Pune Warriors\' Shrikant Wagh said Ashish Nehra\'s presence would have helped him to learn a few tricks.
New Delhi: The Indian Premier League has always been an ideal platform for the unknown names from hinterlands to take centrestage and Sunday was the turn of 22-year-old Pune Warriors' left-arm pacer Shrikant Wagh to grab his share of spotlight.
Wagh impressed with the ball with figures of three for 16 that fetched him the man-of-the-match award against Kings XI Punjab.
"It's undoubtedly the best day of my life," Wagh, who plays for Vidarbha in the Ranji Trophy, told PTI from Navi Mumbai.
Interestingly, had India speedster Ashish Nehra not been ruled out of IPL due to a fractured finger, Wagh may have well been warming the benches. But the youngster feels that Nehra's presence would have helped him to learn a few tricks.
"I am really sad that Ashish bhaiya will not be playing. As a left-arm seamer, it would have been nice to get a few tips from one of the best left-arm swing bowler in our country. I am missing him," Wagh stated.
Wagh dismissed Shaun Marsh, Dinesh Karthik and Piyush Chawla in his first match at the big stage.
Incidentally, it was Shaun's father and Pune Warriors' coach Geoff Marsh who complimented the bowler for his lion-hearted effort.
"I was overwhelmed when our coach Geoff Marsh congratulated me after the match. He said that I deserved to get a chance and he was confident that I would do well. That's the best compliment one can get," said Wagh, who hails from Buldhana district in Maharashtra.

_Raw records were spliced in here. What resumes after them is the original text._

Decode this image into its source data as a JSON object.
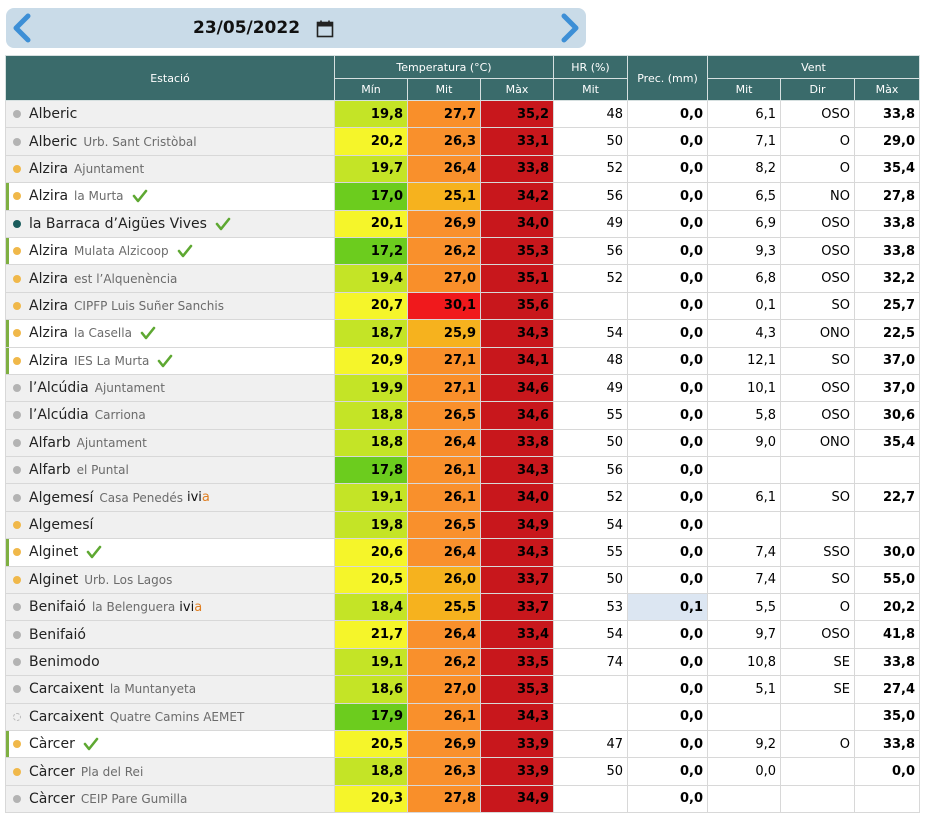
{
  "date": {
    "value": "23/05/2022"
  },
  "header": {
    "station": "Estació",
    "temperature": "Temperatura (°C)",
    "hr": "HR (%)",
    "prec": "Prec. (mm)",
    "wind": "Vent",
    "t_min": "Mín",
    "t_mit": "Mit",
    "t_max": "Màx",
    "hr_mit": "Mit",
    "w_mit": "Mit",
    "w_dir": "Dir",
    "w_max": "Màx"
  },
  "colors": {
    "header_bg": "#3a6b6b",
    "dot_grey": "#b3b3b3",
    "dot_orange": "#f0b84a",
    "dot_teal": "#1a5c5c",
    "highlight_border": "#7fb042",
    "check": "#5ea832"
  },
  "rows": [
    {
      "name": "Alberic",
      "sub": "",
      "dot": "grey",
      "hl": false,
      "check": false,
      "ivia": false,
      "min": "19,8",
      "mit": "27,7",
      "max": "35,2",
      "min_c": "#c4e426",
      "mit_c": "#f98f2a",
      "max_c": "#c8171c",
      "hr": "48",
      "prec": "0,0",
      "prec_hi": false,
      "wm": "6,1",
      "wd": "OSO",
      "wx": "33,8"
    },
    {
      "name": "Alberic",
      "sub": "Urb. Sant Cristòbal",
      "dot": "grey",
      "hl": false,
      "check": false,
      "ivia": false,
      "min": "20,2",
      "mit": "26,3",
      "max": "33,1",
      "min_c": "#f5f52a",
      "mit_c": "#f9902c",
      "max_c": "#c8171c",
      "hr": "50",
      "prec": "0,0",
      "prec_hi": false,
      "wm": "7,1",
      "wd": "O",
      "wx": "29,0"
    },
    {
      "name": "Alzira",
      "sub": "Ajuntament",
      "dot": "orange",
      "hl": false,
      "check": false,
      "ivia": false,
      "min": "19,7",
      "mit": "26,4",
      "max": "33,8",
      "min_c": "#c4e426",
      "mit_c": "#f9902c",
      "max_c": "#c8171c",
      "hr": "52",
      "prec": "0,0",
      "prec_hi": false,
      "wm": "8,2",
      "wd": "O",
      "wx": "35,4"
    },
    {
      "name": "Alzira",
      "sub": "la Murta",
      "dot": "orange",
      "hl": true,
      "check": true,
      "ivia": false,
      "min": "17,0",
      "mit": "25,1",
      "max": "34,2",
      "min_c": "#6ccc1e",
      "mit_c": "#f6b21e",
      "max_c": "#c8171c",
      "hr": "56",
      "prec": "0,0",
      "prec_hi": false,
      "wm": "6,5",
      "wd": "NO",
      "wx": "27,8"
    },
    {
      "name": "la Barraca d’Aigües Vives",
      "sub": "",
      "dot": "teal",
      "hl": false,
      "check": true,
      "ivia": false,
      "min": "20,1",
      "mit": "26,9",
      "max": "34,0",
      "min_c": "#f5f52a",
      "mit_c": "#f9902c",
      "max_c": "#c8171c",
      "hr": "49",
      "prec": "0,0",
      "prec_hi": false,
      "wm": "6,9",
      "wd": "OSO",
      "wx": "33,8"
    },
    {
      "name": "Alzira",
      "sub": "Mulata Alzicoop",
      "dot": "orange",
      "hl": true,
      "check": true,
      "ivia": false,
      "min": "17,2",
      "mit": "26,2",
      "max": "35,3",
      "min_c": "#6ccc1e",
      "mit_c": "#f9902c",
      "max_c": "#c8171c",
      "hr": "56",
      "prec": "0,0",
      "prec_hi": false,
      "wm": "9,3",
      "wd": "OSO",
      "wx": "33,8"
    },
    {
      "name": "Alzira",
      "sub": "est l’Alquenència",
      "dot": "orange",
      "hl": false,
      "check": false,
      "ivia": false,
      "min": "19,4",
      "mit": "27,0",
      "max": "35,1",
      "min_c": "#c4e426",
      "mit_c": "#f98f2a",
      "max_c": "#c8171c",
      "hr": "52",
      "prec": "0,0",
      "prec_hi": false,
      "wm": "6,8",
      "wd": "OSO",
      "wx": "32,2"
    },
    {
      "name": "Alzira",
      "sub": "CIPFP Luis Suñer Sanchis",
      "dot": "orange",
      "hl": false,
      "check": false,
      "ivia": false,
      "min": "20,7",
      "mit": "30,1",
      "max": "35,6",
      "min_c": "#f5f52a",
      "mit_c": "#f0191c",
      "max_c": "#c8171c",
      "hr": "",
      "prec": "0,0",
      "prec_hi": false,
      "wm": "0,1",
      "wd": "SO",
      "wx": "25,7"
    },
    {
      "name": "Alzira",
      "sub": "la Casella",
      "dot": "orange",
      "hl": true,
      "check": true,
      "ivia": false,
      "min": "18,7",
      "mit": "25,9",
      "max": "34,3",
      "min_c": "#c4e426",
      "mit_c": "#f6b21e",
      "max_c": "#c8171c",
      "hr": "54",
      "prec": "0,0",
      "prec_hi": false,
      "wm": "4,3",
      "wd": "ONO",
      "wx": "22,5"
    },
    {
      "name": "Alzira",
      "sub": "IES La Murta",
      "dot": "orange",
      "hl": true,
      "check": true,
      "ivia": false,
      "min": "20,9",
      "mit": "27,1",
      "max": "34,1",
      "min_c": "#f5f52a",
      "mit_c": "#f98f2a",
      "max_c": "#c8171c",
      "hr": "48",
      "prec": "0,0",
      "prec_hi": false,
      "wm": "12,1",
      "wd": "SO",
      "wx": "37,0"
    },
    {
      "name": "l’Alcúdia",
      "sub": "Ajuntament",
      "dot": "grey",
      "hl": false,
      "check": false,
      "ivia": false,
      "min": "19,9",
      "mit": "27,1",
      "max": "34,6",
      "min_c": "#c4e426",
      "mit_c": "#f98f2a",
      "max_c": "#c8171c",
      "hr": "49",
      "prec": "0,0",
      "prec_hi": false,
      "wm": "10,1",
      "wd": "OSO",
      "wx": "37,0"
    },
    {
      "name": "l’Alcúdia",
      "sub": "Carriona",
      "dot": "grey",
      "hl": false,
      "check": false,
      "ivia": false,
      "min": "18,8",
      "mit": "26,5",
      "max": "34,6",
      "min_c": "#c4e426",
      "mit_c": "#f9902c",
      "max_c": "#c8171c",
      "hr": "55",
      "prec": "0,0",
      "prec_hi": false,
      "wm": "5,8",
      "wd": "OSO",
      "wx": "30,6"
    },
    {
      "name": "Alfarb",
      "sub": "Ajuntament",
      "dot": "grey",
      "hl": false,
      "check": false,
      "ivia": false,
      "min": "18,8",
      "mit": "26,4",
      "max": "33,8",
      "min_c": "#c4e426",
      "mit_c": "#f9902c",
      "max_c": "#c8171c",
      "hr": "50",
      "prec": "0,0",
      "prec_hi": false,
      "wm": "9,0",
      "wd": "ONO",
      "wx": "35,4"
    },
    {
      "name": "Alfarb",
      "sub": "el Puntal",
      "dot": "grey",
      "hl": false,
      "check": false,
      "ivia": false,
      "min": "17,8",
      "mit": "26,1",
      "max": "34,3",
      "min_c": "#6ccc1e",
      "mit_c": "#f9902c",
      "max_c": "#c8171c",
      "hr": "56",
      "prec": "0,0",
      "prec_hi": false,
      "wm": "",
      "wd": "",
      "wx": ""
    },
    {
      "name": "Algemesí",
      "sub": "Casa Penedés",
      "dot": "grey",
      "hl": false,
      "check": false,
      "ivia": true,
      "min": "19,1",
      "mit": "26,1",
      "max": "34,0",
      "min_c": "#c4e426",
      "mit_c": "#f9902c",
      "max_c": "#c8171c",
      "hr": "52",
      "prec": "0,0",
      "prec_hi": false,
      "wm": "6,1",
      "wd": "SO",
      "wx": "22,7"
    },
    {
      "name": "Algemesí",
      "sub": "",
      "dot": "orange",
      "hl": false,
      "check": false,
      "ivia": false,
      "min": "19,8",
      "mit": "26,5",
      "max": "34,9",
      "min_c": "#c4e426",
      "mit_c": "#f9902c",
      "max_c": "#c8171c",
      "hr": "54",
      "prec": "0,0",
      "prec_hi": false,
      "wm": "",
      "wd": "",
      "wx": ""
    },
    {
      "name": "Alginet",
      "sub": "",
      "dot": "orange",
      "hl": true,
      "check": true,
      "ivia": false,
      "min": "20,6",
      "mit": "26,4",
      "max": "34,3",
      "min_c": "#f5f52a",
      "mit_c": "#f9902c",
      "max_c": "#c8171c",
      "hr": "55",
      "prec": "0,0",
      "prec_hi": false,
      "wm": "7,4",
      "wd": "SSO",
      "wx": "30,0"
    },
    {
      "name": "Alginet",
      "sub": "Urb. Los Lagos",
      "dot": "orange",
      "hl": false,
      "check": false,
      "ivia": false,
      "min": "20,5",
      "mit": "26,0",
      "max": "33,7",
      "min_c": "#f5f52a",
      "mit_c": "#f6b21e",
      "max_c": "#c8171c",
      "hr": "50",
      "prec": "0,0",
      "prec_hi": false,
      "wm": "7,4",
      "wd": "SO",
      "wx": "55,0"
    },
    {
      "name": "Benifaió",
      "sub": "la Belenguera",
      "dot": "grey",
      "hl": false,
      "check": false,
      "ivia": true,
      "min": "18,4",
      "mit": "25,5",
      "max": "33,7",
      "min_c": "#c4e426",
      "mit_c": "#f6b21e",
      "max_c": "#c8171c",
      "hr": "53",
      "prec": "0,1",
      "prec_hi": true,
      "wm": "5,5",
      "wd": "O",
      "wx": "20,2"
    },
    {
      "name": "Benifaió",
      "sub": "",
      "dot": "grey",
      "hl": false,
      "check": false,
      "ivia": false,
      "min": "21,7",
      "mit": "26,4",
      "max": "33,4",
      "min_c": "#f5f52a",
      "mit_c": "#f9902c",
      "max_c": "#c8171c",
      "hr": "54",
      "prec": "0,0",
      "prec_hi": false,
      "wm": "9,7",
      "wd": "OSO",
      "wx": "41,8"
    },
    {
      "name": "Benimodo",
      "sub": "",
      "dot": "grey",
      "hl": false,
      "check": false,
      "ivia": false,
      "min": "19,1",
      "mit": "26,2",
      "max": "33,5",
      "min_c": "#c4e426",
      "mit_c": "#f9902c",
      "max_c": "#c8171c",
      "hr": "74",
      "prec": "0,0",
      "prec_hi": false,
      "wm": "10,8",
      "wd": "SE",
      "wx": "33,8"
    },
    {
      "name": "Carcaixent",
      "sub": "la Muntanyeta",
      "dot": "grey",
      "hl": false,
      "check": false,
      "ivia": false,
      "min": "18,6",
      "mit": "27,0",
      "max": "35,3",
      "min_c": "#c4e426",
      "mit_c": "#f98f2a",
      "max_c": "#c8171c",
      "hr": "",
      "prec": "0,0",
      "prec_hi": false,
      "wm": "5,1",
      "wd": "SE",
      "wx": "27,4"
    },
    {
      "name": "Carcaixent",
      "sub": "Quatre Camins AEMET",
      "dot": "dashed",
      "hl": false,
      "check": false,
      "ivia": false,
      "min": "17,9",
      "mit": "26,1",
      "max": "34,3",
      "min_c": "#6ccc1e",
      "mit_c": "#f9902c",
      "max_c": "#c8171c",
      "hr": "",
      "prec": "0,0",
      "prec_hi": false,
      "wm": "",
      "wd": "",
      "wx": "35,0"
    },
    {
      "name": "Càrcer",
      "sub": "",
      "dot": "orange",
      "hl": true,
      "check": true,
      "ivia": false,
      "min": "20,5",
      "mit": "26,9",
      "max": "33,9",
      "min_c": "#f5f52a",
      "mit_c": "#f9902c",
      "max_c": "#c8171c",
      "hr": "47",
      "prec": "0,0",
      "prec_hi": false,
      "wm": "9,2",
      "wd": "O",
      "wx": "33,8"
    },
    {
      "name": "Càrcer",
      "sub": "Pla del Rei",
      "dot": "orange",
      "hl": false,
      "check": false,
      "ivia": false,
      "min": "18,8",
      "mit": "26,3",
      "max": "33,9",
      "min_c": "#c4e426",
      "mit_c": "#f9902c",
      "max_c": "#c8171c",
      "hr": "50",
      "prec": "0,0",
      "prec_hi": false,
      "wm": "0,0",
      "wd": "",
      "wx": "0,0"
    },
    {
      "name": "Càrcer",
      "sub": "CEIP Pare Gumilla",
      "dot": "grey",
      "hl": false,
      "check": false,
      "ivia": false,
      "min": "20,3",
      "mit": "27,8",
      "max": "34,9",
      "min_c": "#f5f52a",
      "mit_c": "#f98f2a",
      "max_c": "#c8171c",
      "hr": "",
      "prec": "0,0",
      "prec_hi": false,
      "wm": "",
      "wd": "",
      "wx": ""
    }
  ]
}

Asked whether he was jittery initially when he was given the new ball, Wagh replied, "I was bowling well during practice and expected a chance. My skipper Yuvraj Singh told me to simply bowl at right areas and forget about the rest. I just followed his instructions."
Although he has impressed with the new ball, Wagh considers himself to be an all-rounder and is ready to bat at any position.
"I have scored a century in Ranji Trophy for Vidarbha and I consider myself as an all-rounder."
Wagh feels that his stint at the Australian Institute of Sports (AIS) under former England bowling coach Troy Cooley also helped him mature as a bowler.
"Though it was a brief stint but I learnt a lot from Troy Cooley about swing bowling."